Гуров продемонстрировал удостоверение.
– Ага, – сказал Куглер и откинул цепочку. – Проходите, я сейчас паспорт принесу.
Он скрылся в соседней комнате. Оперативники переглянулись и молча двинулись за ним следом. Однако Куглер, похоже, не собирался совершать никаких глупостей. Даже версию о регистрации он принял за чистую монету и думал только о том, как побыстрее отделаться от докучливых проверяльщиков. С нюхом у него было неважно.
Порывшись в ящиках стола, Куглер нашел паспорт и с удовлетворением вручил его Гурову.
– Прошу убедиться! – сказал он, нетерпеливо шмыгая носом. – У меня все в порядке.
Гуров внимательно просмотрел документ. С пропиской действительно было все в порядке.
– Куглер Анатолий Борисович, место рождения город Москва, – задумчиво прочитал вслух он и строго посмотрел на владельца паспорта. – Москвич, значит… Ну и как – нравится вам Москва?
Куглер изумленно выкатил глаза.
– Не понял вопрос! – с обидой сказал он. – Почему мне должна не нравиться Москва?
– Вы один в квартире? – неожиданно спросил Крячко, оглядываясь.
На лбу Куглера появилась озабоченная складка. Он почуял что-то неладное.

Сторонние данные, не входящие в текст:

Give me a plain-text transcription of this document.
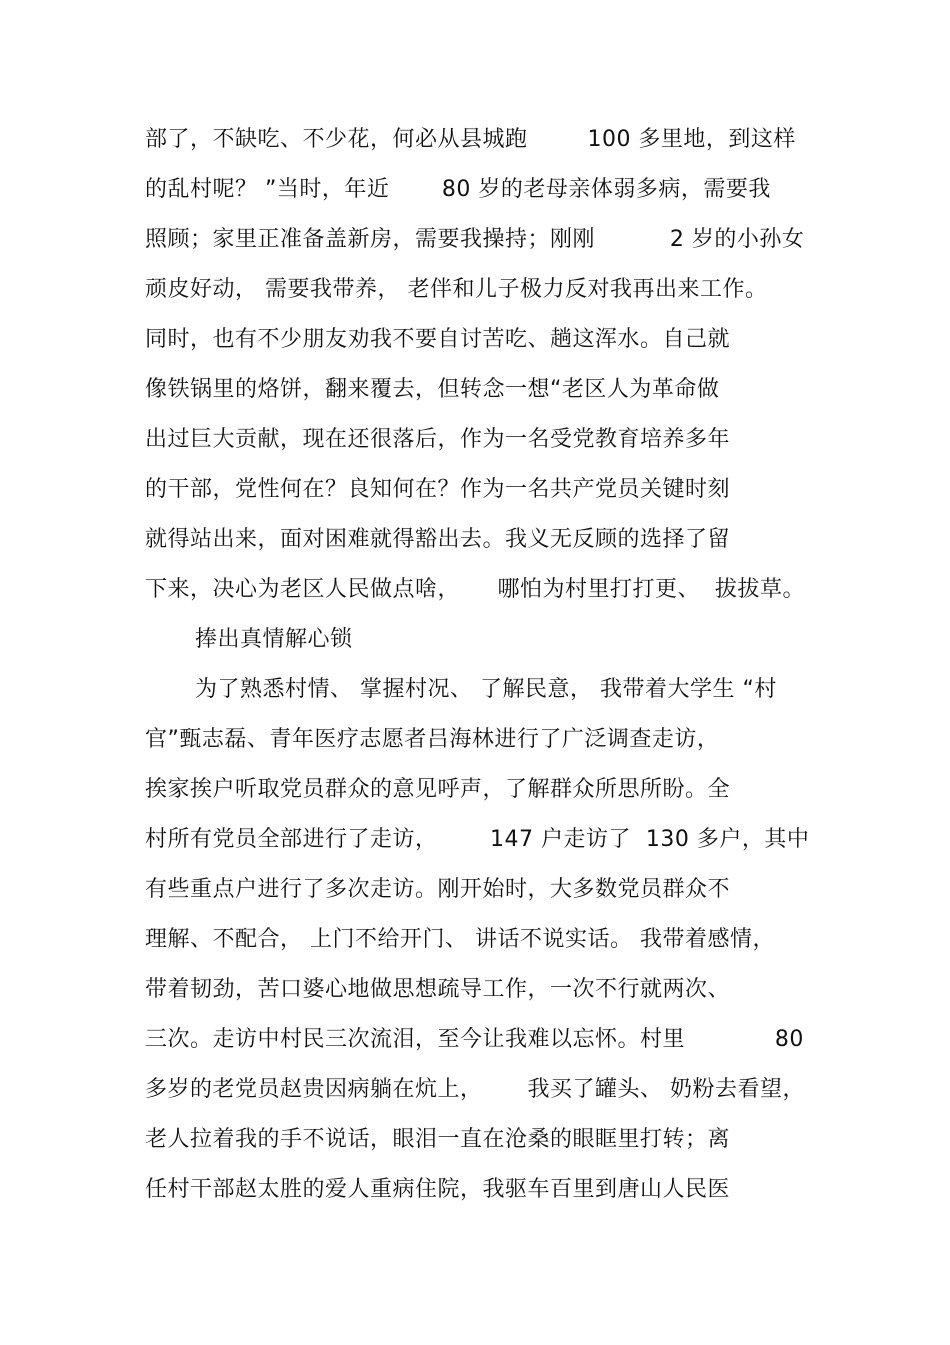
部了，不缺吃、不少花，何必从县城跑        100 多里地，到这样
的乱村呢？ ”当时，年近       80 岁的老母亲体弱多病，需要我
照顾；家里正准备盖新房，需要我操持；刚刚          2 岁的小孙女
顽皮好动， 需要我带养， 老伴和儿子极力反对我再出来工作。
同时，也有不少朋友劝我不要自讨苦吃、趟这浑水。自己就
像铁锅里的烙饼，翻来覆去，但转念一想“老区人为革命做
出过巨大贡献，现在还很落后，作为一名受党教育培养多年
的干部，党性何在？良知何在？作为一名共产党员关键时刻
就得站出来，面对困难就得豁出去。我义无反顾的选择了留
下来，决心为老区人民做点啥，     哪怕为村里打打更、  拔拔草。
捧出真情解心锁
为了熟悉村情、 掌握村况、 了解民意， 我带着大学生 “村
官”甄志磊、青年医疗志愿者吕海林进行了广泛调查走访，
挨家挨户听取党员群众的意见呼声，了解群众所思所盼。全
村所有党员全部进行了走访，       147 户走访了  130 多户，其中
有些重点户进行了多次走访。刚开始时，大多数党员群众不
理解、不配合， 上门不给开门、 讲话不说实话。 我带着感情，
带着韧劲，苦口婆心地做思想疏导工作，一次不行就两次、
三次。走访中村民三次流泪，至今让我难以忘怀。村里            80
多岁的老党员赵贵因病躺在炕上，      我买了罐头、 奶粉去看望，
老人拉着我的手不说话，眼泪一直在沧桑的眼眶里打转；离
任村干部赵太胜的爱人重病住院，我驱车百里到唐山人民医
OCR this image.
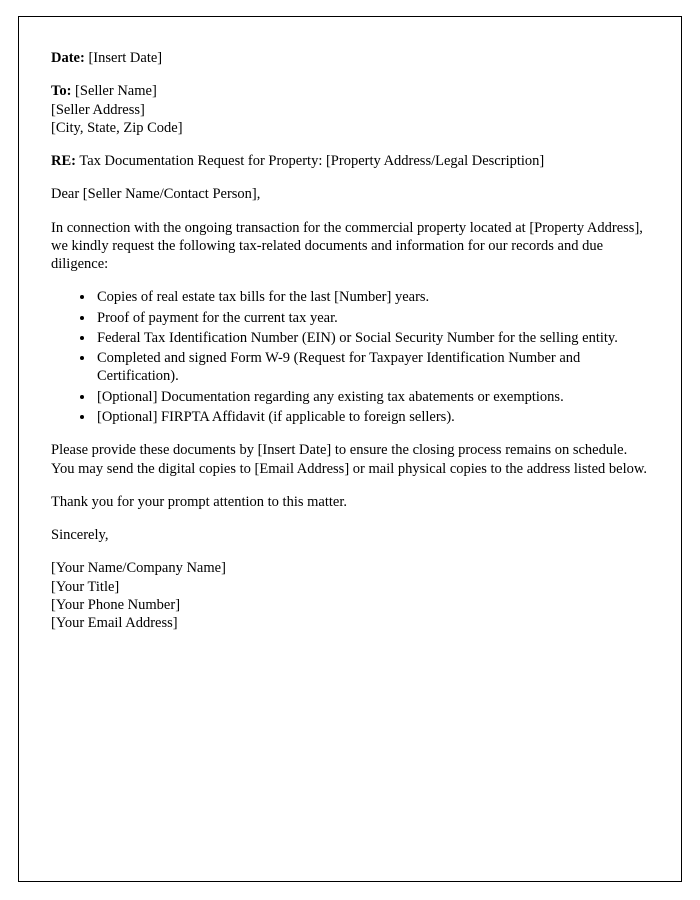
Date: [Insert Date]

To: [Seller Name]

[Seller Address]

[City, State, Zip Code]

RE: Tax Documentation Request for Property: [Property Address/Legal Description]

Dear [Seller Name/Contact Person],

In connection with the ongoing transaction for the commercial property located at [Property Address], we kindly request the following tax-related documents and information for our records and due diligence:

• Copies of real estate tax bills for the last [Number] years.
• Proof of payment for the current tax year.
• Federal Tax Identification Number (EIN) or Social Security Number for the selling entity.
• Completed and signed Form W-9 (Request for Taxpayer Identification Number and Certification).
• [Optional] Documentation regarding any existing tax abatements or exemptions.
• [Optional] FIRPTA Affidavit (if applicable to foreign sellers).

Please provide these documents by [Insert Date] to ensure the closing process remains on schedule. You may send the digital copies to [Email Address] or mail physical copies to the address listed below.

Thank you for your prompt attention to this matter.

Sincerely,

[Your Name/Company Name]

[Your Title]

[Your Phone Number]

[Your Email Address]
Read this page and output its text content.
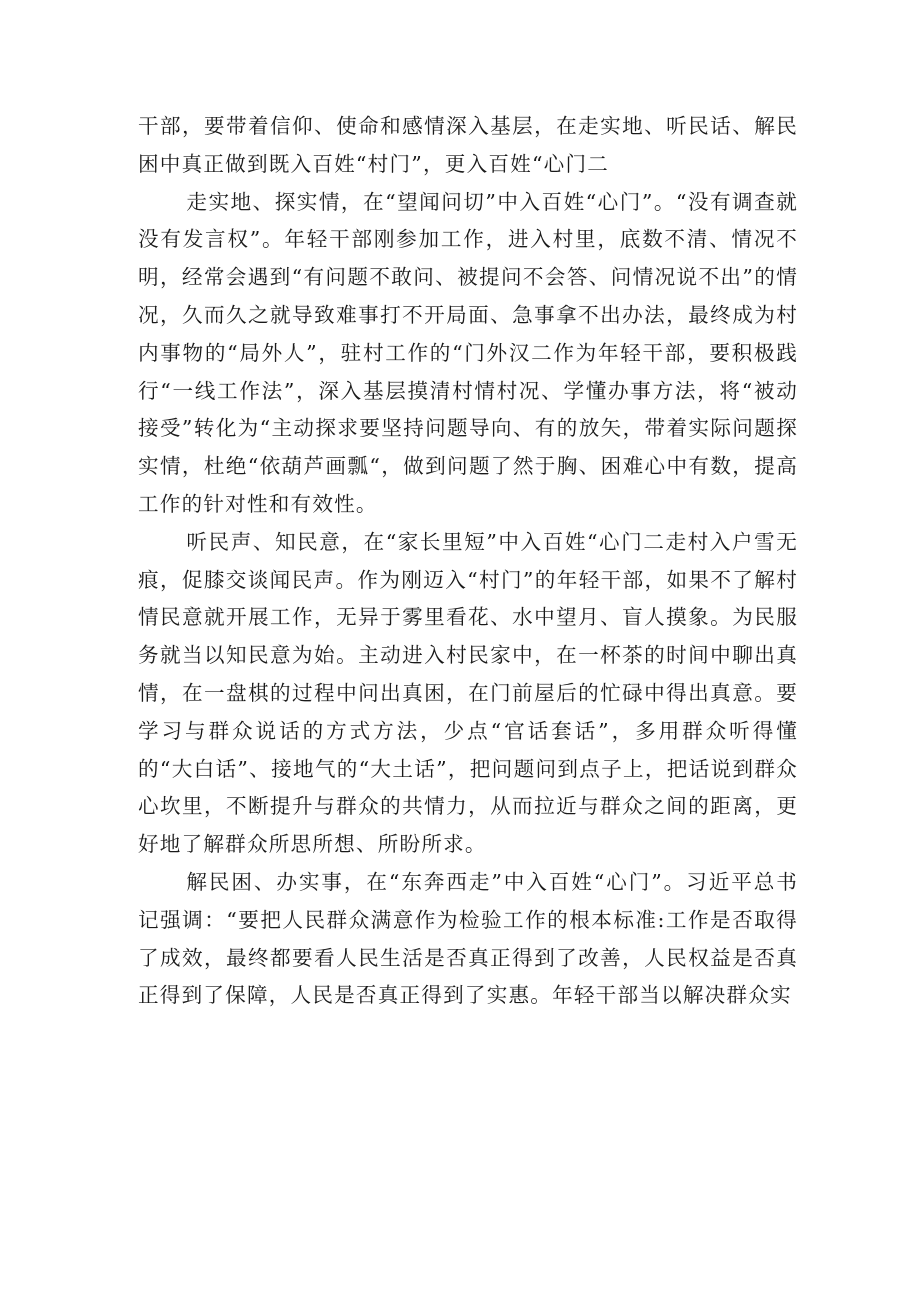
干部，要带着信仰、使命和感情深入基层，在走实地、听民话、解民困中真正做到既入百姓“村门”，更入百姓“心门二

走实地、探实情，在“望闻问切”中入百姓“心门”。“没有调查就没有发言权”。年轻干部刚参加工作，进入村里，底数不清、情况不明，经常会遇到“有问题不敢问、被提问不会答、问情况说不出”的情况，久而久之就导致难事打不开局面、急事拿不出办法，最终成为村内事物的“局外人”，驻村工作的“门外汉二作为年轻干部，要积极践行“一线工作法”，深入基层摸清村情村况、学懂办事方法，将“被动接受”转化为“主动探求要坚持问题导向、有的放矢，带着实际问题探实情，杜绝“依葫芦画瓢“，做到问题了然于胸、困难心中有数，提高工作的针对性和有效性。

听民声、知民意，在“家长里短”中入百姓“心门二走村入户雪无痕，促膝交谈闻民声。作为刚迈入“村门”的年轻干部，如果不了解村情民意就开展工作，无异于雾里看花、水中望月、盲人摸象。为民服务就当以知民意为始。主动进入村民家中，在一杯茶的时间中聊出真情，在一盘棋的过程中问出真困，在门前屋后的忙碌中得出真意。要学习与群众说话的方式方法，少点“官话套话”，多用群众听得懂的“大白话”、接地气的“大土话”，把问题问到点子上，把话说到群众心坎里，不断提升与群众的共情力，从而拉近与群众之间的距离，更好地了解群众所思所想、所盼所求。

解民困、办实事，在“东奔西走”中入百姓“心门”。习近平总书记强调：“要把人民群众满意作为检验工作的根本标准:工作是否取得了成效，最终都要看人民生活是否真正得到了改善，人民权益是否真正得到了保障，人民是否真正得到了实惠。年轻干部当以解决群众实
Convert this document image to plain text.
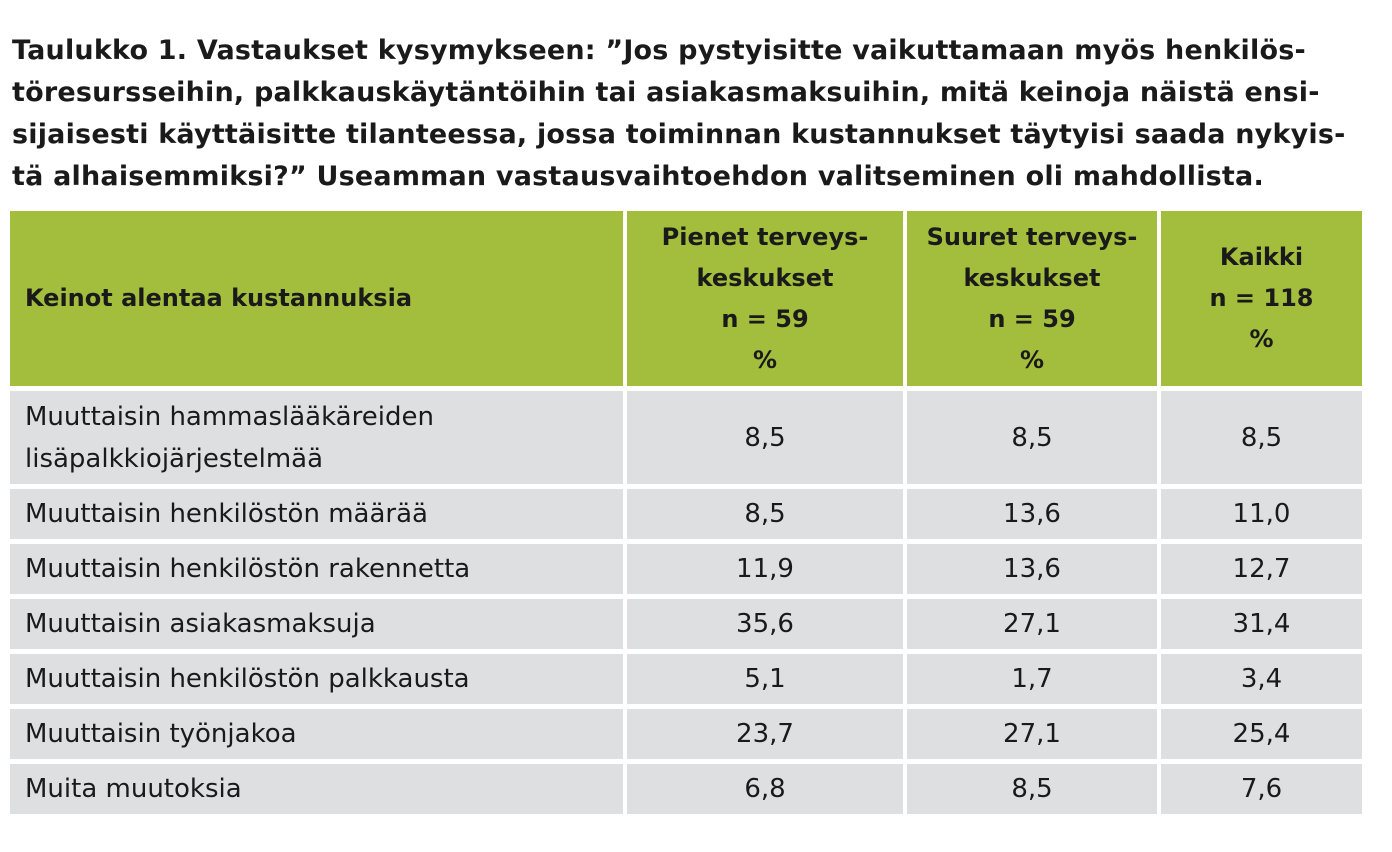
Taulukko 1. Vastaukset kysymykseen: ”Jos pystyisitte vaikuttamaan myös henkilös-
töresursseihin, palkkauskäytäntöihin tai asiakasmaksuihin, mitä keinoja näistä ensi-
sijaisesti käyttäisitte tilanteessa, jossa toiminnan kustannukset täytyisi saada nykyis-
tä alhaisemmiksi?” Useamman vastausvaihtoehdon valitseminen oli mahdollista.
Keinot alentaa kustannuksia	Pienet terveys-
keskukset
n = 59
%	Suuret terveys-
keskukset
n = 59
%	Kaikki
n = 118
%

Muuttaisin hammaslääkäreiden
lisäpalkkiojärjestelmää	8,5	8,5	8,5
Muuttaisin henkilöstön määrää	8,5	13,6	11,0
Muuttaisin henkilöstön rakennetta	11,9	13,6	12,7
Muuttaisin asiakasmaksuja	35,6	27,1	31,4
Muuttaisin henkilöstön palkkausta	5,1	1,7	3,4
Muuttaisin työnjakoa	23,7	27,1	25,4
Muita muutoksia	6,8	8,5	7,6
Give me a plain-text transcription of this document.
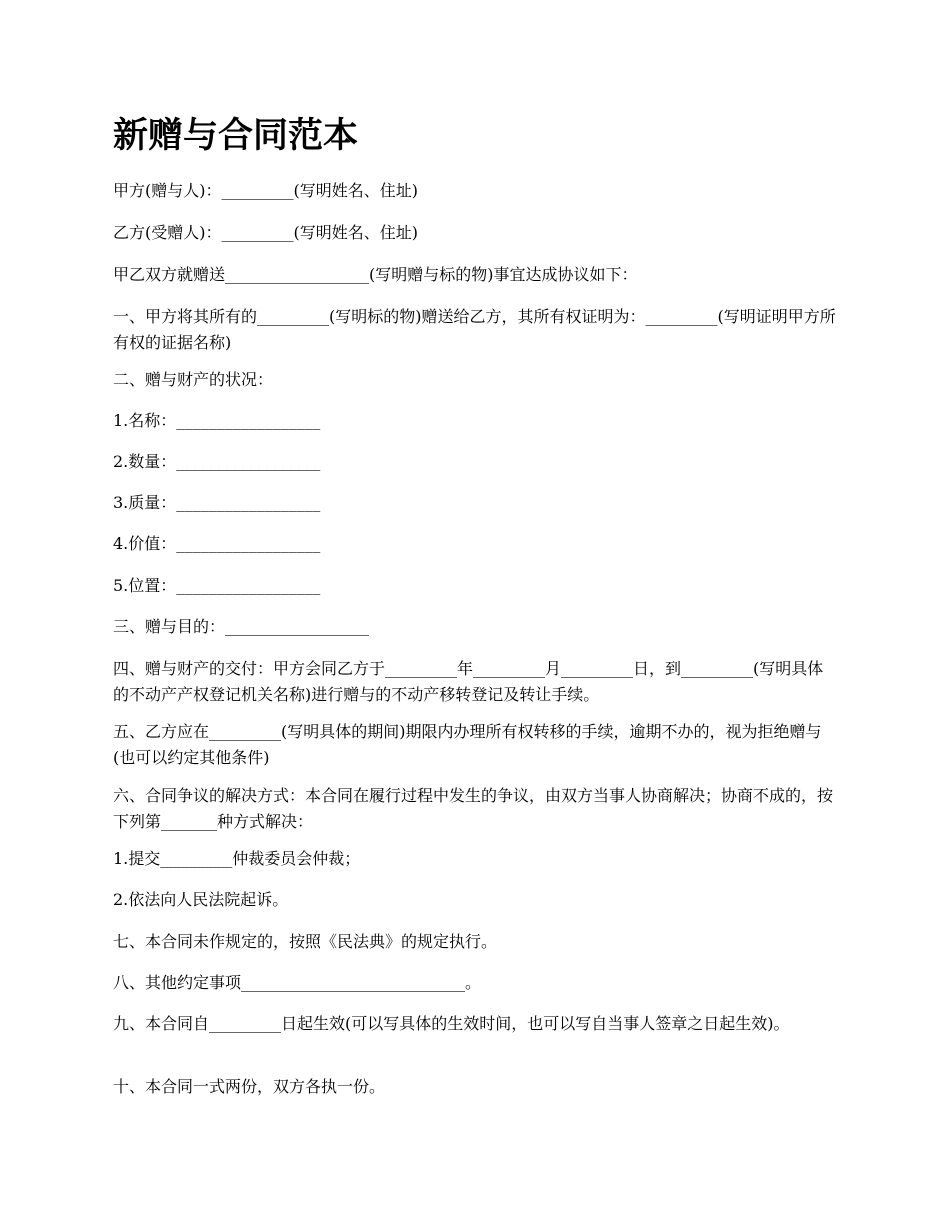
新赠与合同范本

甲方(赠与人)：_________(写明姓名、住址)

乙方(受赠人)：_________(写明姓名、住址)

甲乙双方就赠送__________________(写明赠与标的物)事宜达成协议如下：

一、甲方将其所有的_________(写明标的物)赠送给乙方，其所有权证明为：_________(写明证明甲方所有权的证据名称)

二、赠与财产的状况：

1.名称：__________________

2.数量：__________________

3.质量：__________________

4.价值：__________________

5.位置：__________________

三、赠与目的：__________________

四、赠与财产的交付：甲方会同乙方于_________年_________月_________日，到_________(写明具体的不动产产权登记机关名称)进行赠与的不动产移转登记及转让手续。

五、乙方应在_________(写明具体的期间)期限内办理所有权转移的手续，逾期不办的，视为拒绝赠与(也可以约定其他条件)

六、合同争议的解决方式：本合同在履行过程中发生的争议，由双方当事人协商解决；协商不成的，按下列第_______种方式解决：

1.提交_________仲裁委员会仲裁；

2.依法向人民法院起诉。

七、本合同未作规定的，按照《民法典》的规定执行。

八、其他约定事项____________________________。

九、本合同自_________日起生效(可以写具体的生效时间，也可以写自当事人签章之日起生效)。

十、本合同一式两份，双方各执一份。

– А почему тут еще кто-то должен быть? – спросил он.
– Вот я и спрашиваю – есть тут кто-нибудь, – сказал Крячко. – Но поскольку вразумительного ответа не последовало, я лучше сам проверю.
Он ушел проверять. Правая рука его покоилась в кармане куртки. Гуров понимающе усмехнулся – Стас не поставит пистолет на предохранитель, пока своими глазами не убедится, что все спокойно. Куглер внезапно забеспокоился. У него даже выступила испарина на лбу.
– Я не понимаю… – проглотив вставший в горле комок, пробормотал он. – Что здесь происходит? В чем я провинился? Вы хотите выселить меня из этой квартиры? Но у меня есть договоренность с хозяйкой на шесть месяцев. И мне не запрещается приводить сюда знакомых. Но сейчас здесь никого нет. Кого вы ищете?
– А вы не догадываетесь? – спросил Гуров и посмотрел Куглеру в расширившиеся от страха зрачки.
Казалось, еще минута, и молодой человек упадет в обморок – так ему сделалось плохо. На побледневших щеках стали отчетливо видны нездоровые лиловые прожилки – скорее всего, Куглер довольно часто приносил жертвы Бахусу. Но он изо всех сил старался держаться.
– Почему я должен догадываться? – страдальческим голосом произнес он.
– На вашем месте я давно бы догадался, – сказал Гуров. – Или, во всяком случае, не притворялся. Вы не умеете играть в эти игры.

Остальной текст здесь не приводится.